John Cooper, the new director of the Sundance Film Festival (Jan 21-31), tells Jeremy Kay about his desire to return this year’s edition to its artistically independent origins.

Howl

Each year, die-hard aficionados of independent cinema make the pilgrimage to the Sundance Film Festival in the mountains of Utah and try to divine from the line-up a sense that the festival is returning to its roots. After events of varying pedigree punctuated by high-profile entries with over-inflated commercial promise, 2010 may be the year Sundance plays to its strengths as a talent incubator and celebration of originality. Nothing would please John Cooper more.

Audience to the fore

“We are a pastor of sorts and we serve the industry and community,” say Cooper, a 21-year Sundance veteran who was promoted to festival director last March following the departure of Geoff Gilmore to Tribeca Enterprises. “Then we have the fans and you have to think about providing a platform and to keep it balanced so you’re always thinking of the audience. “The philosophy is very simple and is something I’ve believed for a while - you keep your festival as vital as possible.”

To this end, Cooper and director of programming Trevor Groth have introduced several changes. Gone is the single opening night film and instead a cortege of Rob Epstein’s Howl, Sebastian Junger and Tim Hetherington’s documentary Restrepo, a shorts programme and the New Frontier installation ‘The Works Of Michael Joaquin Grey’ will usher in Sundance 2010 on January 21.

A week later the inaugural Sundance Film Festival USA mini-tour will take eight films and their creators on the road to eight US cities. There are critical changes in programming, too, with the Next strand for ultra-low budget entries, and Spotlight, which replaces Spectrum and presents admired work from the international festival circuit, such as Jacques Audiard’s A Prophet, Luca Guadagnino’s I Am Loveand Jessica Hausner’s Lourdes. “I believe in the mission of what Sundance is,” Cooper says. “This is going to be my 21st year here. Mark Ruffalo told me that it made him feel so good to hear about somebody moving up.”

But Cooper himself prefers to shine the spotlight elsewhere. “The festival is created by a lot of people. I was very lucky that all the staff returned because a lot of times a head person leaves and there’s a shuffle. I reshuffled by making everybody step up a notch and take on added responsibilities, ownership.”

Artistic freedom

Whereas Gilmore used his persona, passion and connections to stage an often spectacular and increasingly commercial showcase, Cooper is positioning the festival primarily as a place of artistry. The apparatus exists to provide support when it is required, of course. After all, it was Cooper who introduced the industry office and brought in the press and industry screenings.

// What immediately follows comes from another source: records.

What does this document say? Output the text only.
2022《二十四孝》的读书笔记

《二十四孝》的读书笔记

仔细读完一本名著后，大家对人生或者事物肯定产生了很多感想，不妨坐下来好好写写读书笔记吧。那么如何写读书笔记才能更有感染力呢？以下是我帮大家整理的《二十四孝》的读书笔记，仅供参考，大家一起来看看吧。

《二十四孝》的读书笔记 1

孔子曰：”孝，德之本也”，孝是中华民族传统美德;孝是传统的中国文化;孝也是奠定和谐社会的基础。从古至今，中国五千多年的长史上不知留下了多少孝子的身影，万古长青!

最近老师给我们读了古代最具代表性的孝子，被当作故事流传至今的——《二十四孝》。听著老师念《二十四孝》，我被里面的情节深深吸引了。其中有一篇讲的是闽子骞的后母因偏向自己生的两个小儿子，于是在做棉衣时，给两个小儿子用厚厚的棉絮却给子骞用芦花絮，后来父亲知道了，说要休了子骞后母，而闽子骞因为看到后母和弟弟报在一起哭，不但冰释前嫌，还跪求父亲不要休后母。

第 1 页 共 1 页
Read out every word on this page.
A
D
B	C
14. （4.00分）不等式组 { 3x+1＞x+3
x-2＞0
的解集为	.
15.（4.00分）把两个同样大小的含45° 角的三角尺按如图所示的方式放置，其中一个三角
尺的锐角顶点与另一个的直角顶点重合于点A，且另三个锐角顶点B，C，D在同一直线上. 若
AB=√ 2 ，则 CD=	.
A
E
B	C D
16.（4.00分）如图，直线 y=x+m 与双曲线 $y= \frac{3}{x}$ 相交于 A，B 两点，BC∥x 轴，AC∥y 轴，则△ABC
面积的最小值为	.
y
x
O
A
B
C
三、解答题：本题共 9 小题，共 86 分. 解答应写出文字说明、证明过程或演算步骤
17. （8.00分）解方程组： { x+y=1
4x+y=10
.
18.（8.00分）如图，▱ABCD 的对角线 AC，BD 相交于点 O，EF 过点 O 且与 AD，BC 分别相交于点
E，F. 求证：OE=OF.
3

“I don’t think we can influence commerce that much,” he says. “We can talk about it, but it isn’t our line of work. We can talk about excellence and originality and let others discuss whether it’s commercial. We proved that with Precious. You wouldn’t have necessarily seen straight away that there was an audience for it. There’s a difference between a ‘sel’’ and a ‘play’. Precious plays and that’s why it won the audience award. But does it sell? That’s something else.”

With this in mind, Cooper and his team want to help film-makers navigate the treacherous waters of distribution. Several entries from Next are going down the self-distribution route with the support of Sundance, such as Linas Phillips’ Bass Ackwards, which is being released by New Video and Zipline Entertainment on February 1, and Michael Mohan’s One Too Many Mornings. Meanwhile Rainbow Media’s VoD platform, Sundance Selects, recently announced three festival titles - The Shock Doctrine, Daddy Longlegs and 7 Days - will be available on VoD the same day they premiere in Park City. The festival will provide guidance on sponsorship agreements and dealings with the distribution entities, especially in online distribution.

”[Ballast director] Lance Hammer eventually went down the self-distribution route and said he wished he’d released it right after the screening at Sundance while there was heat,” Cooper says of the 2008 entry. “You have to have immediate access to something these days. How we demand and navigate our personal entertainment is very immediate.”